One could construct such a scenario with endgame pile-dancing for sure.
Sounds cool. Of course, there has to be some information-hiding; otherwise it's no mixed-strategy-situation. Gear could do that information-hiding.
Here is an example without using any kingdom cards. Suppose my deck and hand combined consist of 5 Gold, 1 Silver, and 3 Estates(we both know this), there are 3 provinces and 2 colonies left in the supply, and I have 3 Gold, Silver, Estate in hand (8 coins next turn, 11 this turn). We are tied on points, but you went first and you have a deck with +buy but no attacks. I reason that you have a really good chance of being able to get a colony, and a decent shot at being able to pick up an estate with it. No chance of double province, high chance of double duchy.
If I buy a colony: You have a decent shot at winning with colony/estate
If I buy province, not playing a gold: You can get a colony, taking a commanding lead, but may reason that I am likely to have a colony hand and so settle for double duchy.
If I always buy the province in this scenario, then I do poorly because you are likely to get the colony anyway. If I always buy the colony, you will always correctly get double duchy when in this scenario. You, seeing that I kept a card or two un-played, will have to adopt a mixed strategy to avoid me being able to take advantage of you; and I will also take a mixed strategy in this case. The example here isn't perfect, but hopefully you can see the potential.
As you can see, the information hiding is built-in by having hands and not being able to search through opponent's discards.
I think you can adapt expectiminimax to deal with hidden information. For instance, see
https://en.m.wikipedia.org/wiki/Partially_observable_Markov_decision_process
For simultaneous moves, a mixed strategy can indeed be the optimal strategy. So in either case I'd still take issue with the adage. But help me out here: Where in Dominion do you make simultaneous moves? The only case I can think of is masquerade, and I have to think about that, but my gut reaction is that you could come up with an equivalent non-simultaneous way to express what you do there.

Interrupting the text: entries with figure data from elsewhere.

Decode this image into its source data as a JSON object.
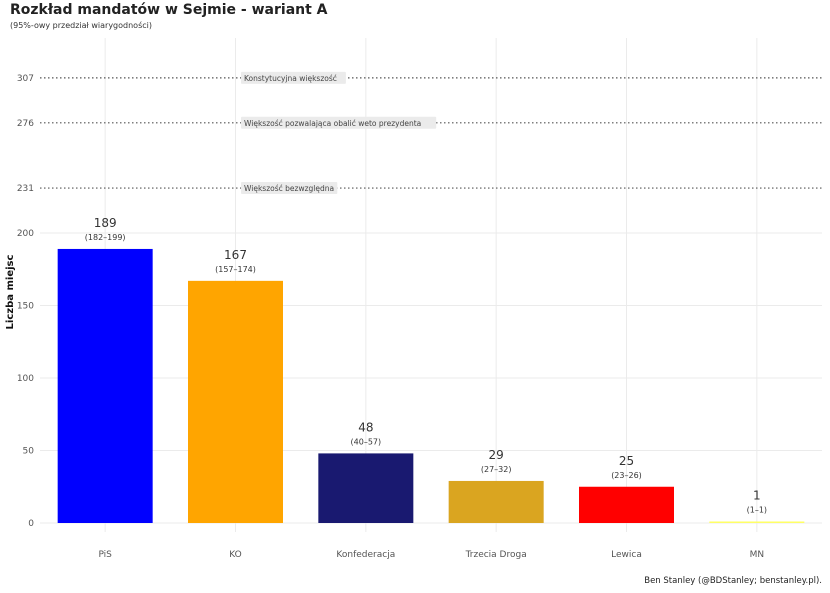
{
  "title": "Rozkład mandatów w Sejmie - wariant A",
  "subtitle": "(95%-owy przedział wiarygodności)",
  "caption": "Ben Stanley (@BDStanley; benstanley.pl).",
  "chart_data": {
    "type": "bar",
    "categories": [
      "PiS",
      "KO",
      "Konfederacja",
      "Trzecia Droga",
      "Lewica",
      "MN"
    ],
    "values": [
      189,
      167,
      48,
      29,
      25,
      1
    ],
    "intervals": [
      "(182–199)",
      "(157–174)",
      "(40–57)",
      "(27–32)",
      "(23–26)",
      "(1–1)"
    ],
    "colors": [
      "#0000ff",
      "#ffa500",
      "#191970",
      "#daa520",
      "#ff0000",
      "#ffff66"
    ],
    "ylabel": "Liczba miejsc",
    "xlabel": "",
    "yticks": [
      0,
      50,
      100,
      150,
      200,
      231,
      276,
      307
    ],
    "ylim": [
      0,
      320
    ],
    "grid": true,
    "reference_lines": [
      {
        "value": 307,
        "label": "Konstytucyjna większość"
      },
      {
        "value": 276,
        "label": "Większość pozwalająca obalić weto prezydenta"
      },
      {
        "value": 231,
        "label": "Większość bezwzględna"
      }
    ]
  }
}
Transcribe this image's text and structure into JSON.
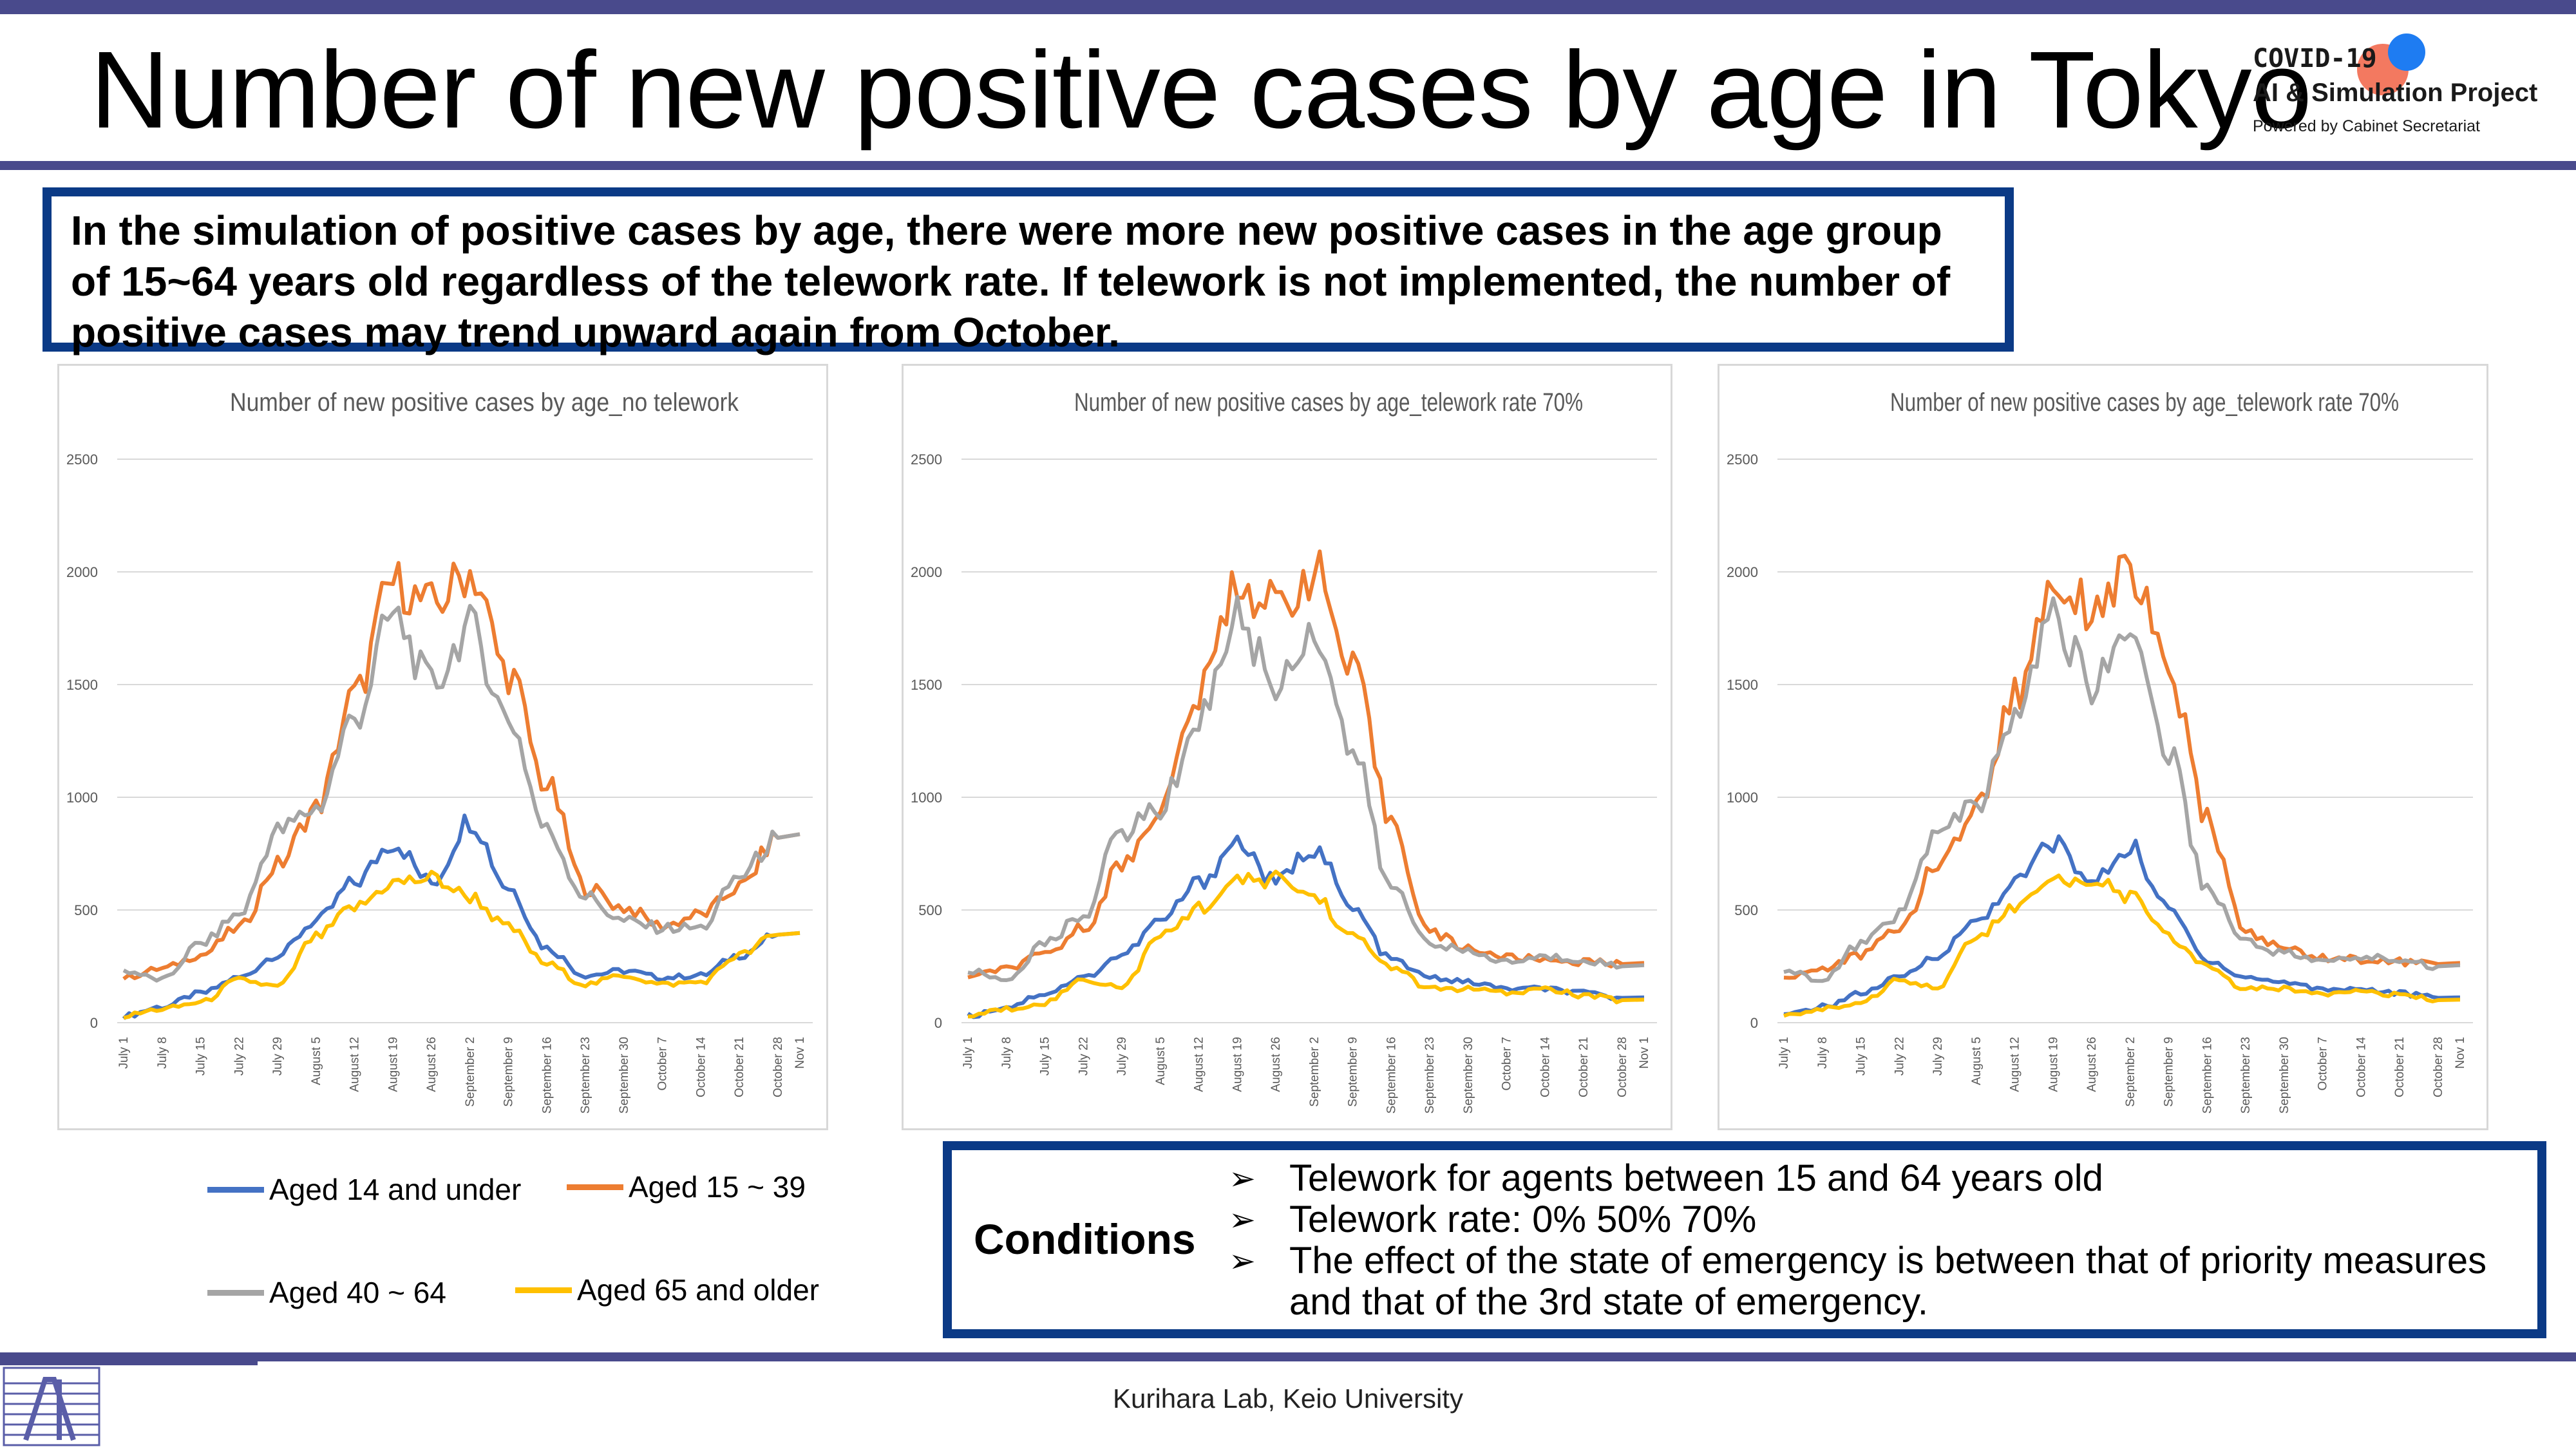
{
  "title": "Number of new positive cases by age in Tokyo",
  "logo": {
    "line1": "COVID-19",
    "line2": "AI & Simulation Project",
    "line3": "Powered by Cabinet Secretariat"
  },
  "summary": "In the simulation of positive cases by age, there were more new positive cases in the age group of 15~64 years old regardless of the telework rate. If telework is not implemented, the number of positive cases may trend upward again from October.",
  "legend": [
    {
      "label": "Aged 14 and under",
      "color": "#4472c4"
    },
    {
      "label": "Aged 15 ~ 39",
      "color": "#ed7d31"
    },
    {
      "label": "Aged 40 ~ 64",
      "color": "#a5a5a5"
    },
    {
      "label": "Aged 65 and older",
      "color": "#ffc000"
    }
  ],
  "conditions": {
    "label": "Conditions",
    "items": [
      "Telework for agents between 15 and 64 years old",
      "Telework rate: 0%  50%  70%",
      "The effect of the state of emergency is between that of priority measures and that of the 3rd state of emergency."
    ]
  },
  "footer": "Kurihara Lab, Keio University",
  "chart_data": [
    {
      "type": "line",
      "title": "Number of new positive cases by age_no telework",
      "ylim": [
        0,
        2500
      ],
      "yticks": [
        0,
        500,
        1000,
        1500,
        2000,
        2500
      ],
      "x": [
        "July 1",
        "July 8",
        "July 15",
        "July 22",
        "July 29",
        "August 5",
        "August 12",
        "August 19",
        "August 26",
        "September 2",
        "September 9",
        "September 16",
        "September 23",
        "September 30",
        "October 7",
        "October 14",
        "October 21",
        "October 28"
      ],
      "x_end_label": "Nov 1",
      "grid": true,
      "series": [
        {
          "name": "Aged 14 and under",
          "color": "#4472c4",
          "values": [
            30,
            70,
            130,
            200,
            300,
            450,
            620,
            800,
            620,
            900,
            600,
            330,
            210,
            230,
            200,
            210,
            300,
            390
          ]
        },
        {
          "name": "Aged 15 ~ 39",
          "color": "#ed7d31",
          "values": [
            200,
            240,
            300,
            420,
            700,
            950,
            1450,
            1950,
            1850,
            2000,
            1550,
            1050,
            600,
            510,
            430,
            480,
            600,
            820
          ]
        },
        {
          "name": "Aged 40 ~ 64",
          "color": "#a5a5a5",
          "values": [
            230,
            190,
            350,
            480,
            850,
            950,
            1350,
            1800,
            1500,
            1750,
            1350,
            850,
            560,
            450,
            420,
            420,
            650,
            820
          ]
        },
        {
          "name": "Aged 65 and older",
          "color": "#ffc000",
          "values": [
            30,
            60,
            90,
            190,
            160,
            380,
            510,
            620,
            640,
            560,
            420,
            260,
            170,
            210,
            170,
            180,
            300,
            390
          ]
        }
      ]
    },
    {
      "type": "line",
      "title": "Number of new positive cases by age_telework rate 70%",
      "ylim": [
        0,
        2500
      ],
      "yticks": [
        0,
        500,
        1000,
        1500,
        2000,
        2500
      ],
      "x": [
        "July 1",
        "July 8",
        "July 15",
        "July 22",
        "July 29",
        "August 5",
        "August 12",
        "August 19",
        "August 26",
        "September 2",
        "September 9",
        "September 16",
        "September 23",
        "September 30",
        "October 7",
        "October 14",
        "October 21",
        "October 28"
      ],
      "x_end_label": "Nov 1",
      "grid": true,
      "series": [
        {
          "name": "Aged 14 and under",
          "color": "#4472c4",
          "values": [
            30,
            70,
            130,
            200,
            300,
            450,
            620,
            800,
            620,
            780,
            500,
            280,
            200,
            180,
            150,
            150,
            130,
            110
          ]
        },
        {
          "name": "Aged 15 ~ 39",
          "color": "#ed7d31",
          "values": [
            200,
            240,
            300,
            420,
            700,
            950,
            1450,
            1950,
            1850,
            2000,
            1550,
            900,
            400,
            330,
            290,
            280,
            270,
            260
          ]
        },
        {
          "name": "Aged 40 ~ 64",
          "color": "#a5a5a5",
          "values": [
            230,
            190,
            350,
            480,
            850,
            950,
            1350,
            1800,
            1500,
            1750,
            1200,
            600,
            360,
            310,
            270,
            290,
            280,
            250
          ]
        },
        {
          "name": "Aged 65 and older",
          "color": "#ffc000",
          "values": [
            30,
            60,
            90,
            190,
            160,
            380,
            510,
            620,
            640,
            560,
            380,
            250,
            150,
            150,
            130,
            150,
            120,
            100
          ]
        }
      ]
    },
    {
      "type": "line",
      "title": "Number of new positive cases by age_telework rate 70%",
      "ylim": [
        0,
        2500
      ],
      "yticks": [
        0,
        500,
        1000,
        1500,
        2000,
        2500
      ],
      "x": [
        "July 1",
        "July 8",
        "July 15",
        "July 22",
        "July 29",
        "August 5",
        "August 12",
        "August 19",
        "August 26",
        "September 2",
        "September 9",
        "September 16",
        "September 23",
        "September 30",
        "October 7",
        "October 14",
        "October 21",
        "October 28"
      ],
      "x_end_label": "Nov 1",
      "grid": true,
      "series": [
        {
          "name": "Aged 14 and under",
          "color": "#4472c4",
          "values": [
            30,
            70,
            130,
            200,
            300,
            450,
            620,
            800,
            620,
            780,
            500,
            280,
            200,
            180,
            150,
            150,
            130,
            110
          ]
        },
        {
          "name": "Aged 15 ~ 39",
          "color": "#ed7d31",
          "values": [
            200,
            240,
            300,
            420,
            700,
            950,
            1450,
            1950,
            1850,
            2000,
            1550,
            900,
            400,
            330,
            290,
            280,
            270,
            260
          ]
        },
        {
          "name": "Aged 40 ~ 64",
          "color": "#a5a5a5",
          "values": [
            230,
            190,
            350,
            480,
            850,
            950,
            1350,
            1800,
            1500,
            1750,
            1200,
            600,
            360,
            310,
            270,
            290,
            280,
            250
          ]
        },
        {
          "name": "Aged 65 and older",
          "color": "#ffc000",
          "values": [
            30,
            60,
            90,
            190,
            160,
            380,
            510,
            620,
            640,
            560,
            380,
            250,
            150,
            150,
            130,
            150,
            120,
            100
          ]
        }
      ]
    }
  ]
}
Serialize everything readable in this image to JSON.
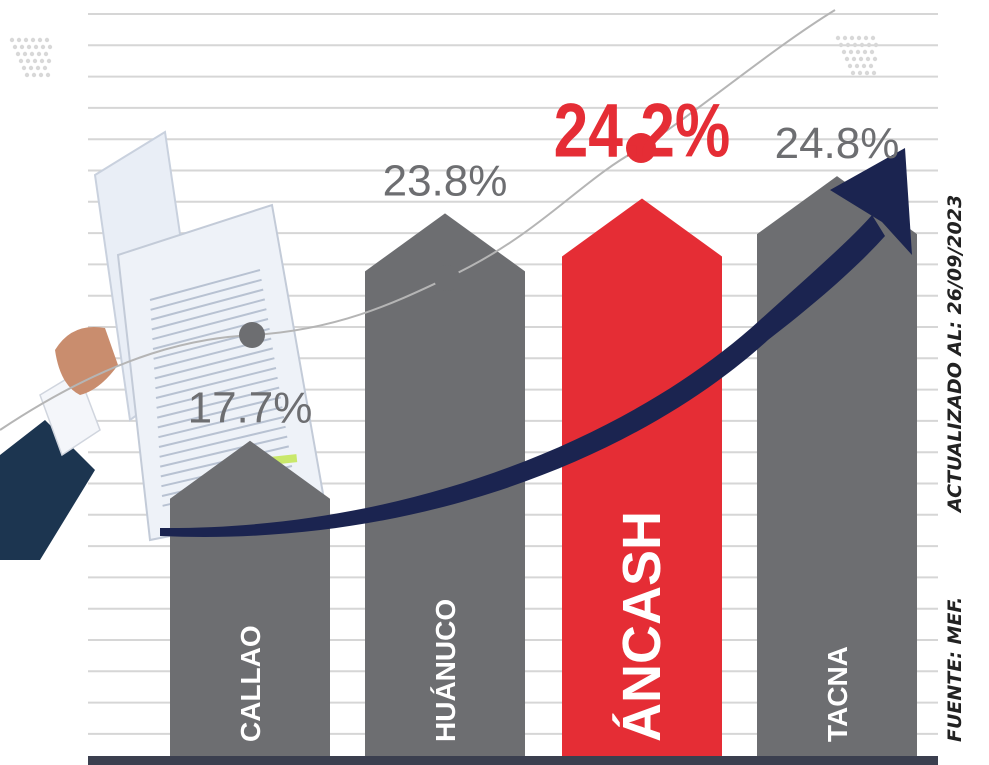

In this case it is effectively simultaneous because you make your decision without knowing what decision I made, that is, whether I chose to not play a gold or whether I didn't have one.
This is also why the real pros don't play all their coppers on the opening when they aren't going to use them. Note that this is completely false; nobody actually does this and it never actually matters even slightly. In theory it totally could though!